Disisi lain, banyak polisi yang justru menikmati pekerjaan sampingan mereka meski hanya jadi pemulung sampah atau tukang tambal ban.

Bripka Saladi, salah satu anggota polisi merelakan dirinya berbaur dengan sampah sekedar untuk mendapat penghasilan tambahan. Polisi yang bertugas di daerah Malang ini bahkan mengaku bangga dengan pekerjaan nya yang sederhana asal tidak mengganggu tugas yang di emban.

Di Sulawesi Selatan, salah satu anggota Polsek Ujung Pandang, Aiptu Mustamin tidak segan membuka bengkel tambal ban sebagai pekerjaan sampingan.
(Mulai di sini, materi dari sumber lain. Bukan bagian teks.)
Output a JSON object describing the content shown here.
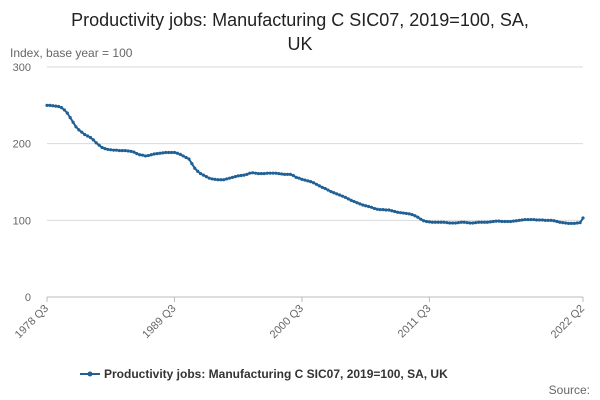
{
  "chart_data": {
    "type": "line",
    "title_line1": "Productivity jobs: Manufacturing C SIC07, 2019=100, SA,",
    "title_line2": "UK",
    "ylabel": "Index, base year = 100",
    "xlabel": "",
    "ylim": [
      0,
      300
    ],
    "y_ticks": [
      "0",
      "100",
      "200",
      "300"
    ],
    "x_tick_labels": [
      "1978 Q3",
      "1989 Q3",
      "2000 Q3",
      "2011 Q3",
      "2022 Q2"
    ],
    "grid": true,
    "legend_position": "bottom",
    "source_label": "Source:",
    "series": [
      {
        "name": "Productivity jobs: Manufacturing C SIC07, 2019=100, SA, UK",
        "color": "#206095",
        "start": "1978 Q3",
        "end": "2022 Q2",
        "values": [
          250,
          250,
          249.5,
          249,
          248.5,
          247,
          244,
          240,
          234,
          228,
          222,
          218,
          215,
          212,
          210,
          208,
          205,
          201,
          198,
          195,
          193.5,
          192.5,
          192,
          191.5,
          191.5,
          191,
          191,
          191,
          190.5,
          190,
          189,
          187,
          185.5,
          185,
          184,
          184.5,
          185.5,
          186.5,
          187,
          187.5,
          188,
          188.5,
          188.5,
          188.5,
          188.5,
          187.5,
          186,
          184,
          182,
          180,
          174,
          168,
          164,
          161,
          159,
          157,
          155,
          154,
          153.5,
          153,
          153,
          153,
          154,
          155,
          156,
          157,
          158,
          158.5,
          159,
          160,
          161.5,
          162,
          161.5,
          161,
          161,
          161,
          161.5,
          161.5,
          161.5,
          161.5,
          161,
          160.5,
          160,
          160,
          160,
          158.5,
          156,
          155,
          153.5,
          152.5,
          151.5,
          150.5,
          149,
          147,
          145,
          143,
          141.5,
          139.5,
          137.5,
          136,
          134.5,
          133,
          131.5,
          130,
          128,
          126,
          124.5,
          123,
          121.5,
          120,
          119,
          118,
          117,
          115.5,
          114.5,
          114,
          114,
          113.5,
          113.5,
          112.5,
          111.5,
          110.5,
          110,
          109.5,
          109,
          108.5,
          107.5,
          106,
          104,
          101.5,
          99.5,
          98.5,
          98,
          97.5,
          97.5,
          97.5,
          97.5,
          97.5,
          97,
          96.5,
          96.5,
          96.5,
          97,
          97.5,
          97.5,
          97,
          96.5,
          96.5,
          97,
          97.5,
          97.5,
          97.5,
          97.5,
          98,
          98.5,
          99,
          99,
          98.5,
          98.5,
          98.5,
          98.5,
          99,
          99.5,
          100,
          100.5,
          101,
          101,
          101,
          101,
          100.5,
          100.5,
          100.5,
          100,
          100,
          100,
          99.5,
          98.5,
          97.5,
          97,
          96.5,
          96,
          96,
          96,
          96.5,
          97,
          103
        ]
      }
    ]
  }
}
Kedua pekerjaan sampingan dua polisi ini jelas tidak akan pernah menghasilkan uang besar. Namun begitu mereka melakukan hanya ada espektasi sederhana soal penghasilan dan yang pasti mereka bersih dari keinginan untuk memanfaatkan status nya sebagai polisi.

Kalau dua polisi ini tidak dianggap mewakili 400 ribuan polisi yang ada di tanah air, ada hikmah yang bisa di adopsi bahwa polisi dengan pangkat apapun bisa melakukan pekerjaan lain dengan mereduksi keinginan sekaligus membuang jauh rasa ingin memanfaatkan pangkat jabatan apalagi institusi.

Di tingkat nasional, membuang ketabuan untuk mengungkap banyak perselingkuhan oknum polisi harus berjalan masif dan terstruktur. Sebab jika perselingkuhan ini bermula dari rasa cinta hedonisme, tidak menutup kemungkinan institusi polisi akan semakin terpuruk dan jatuh pada praktek manipulasi hukum.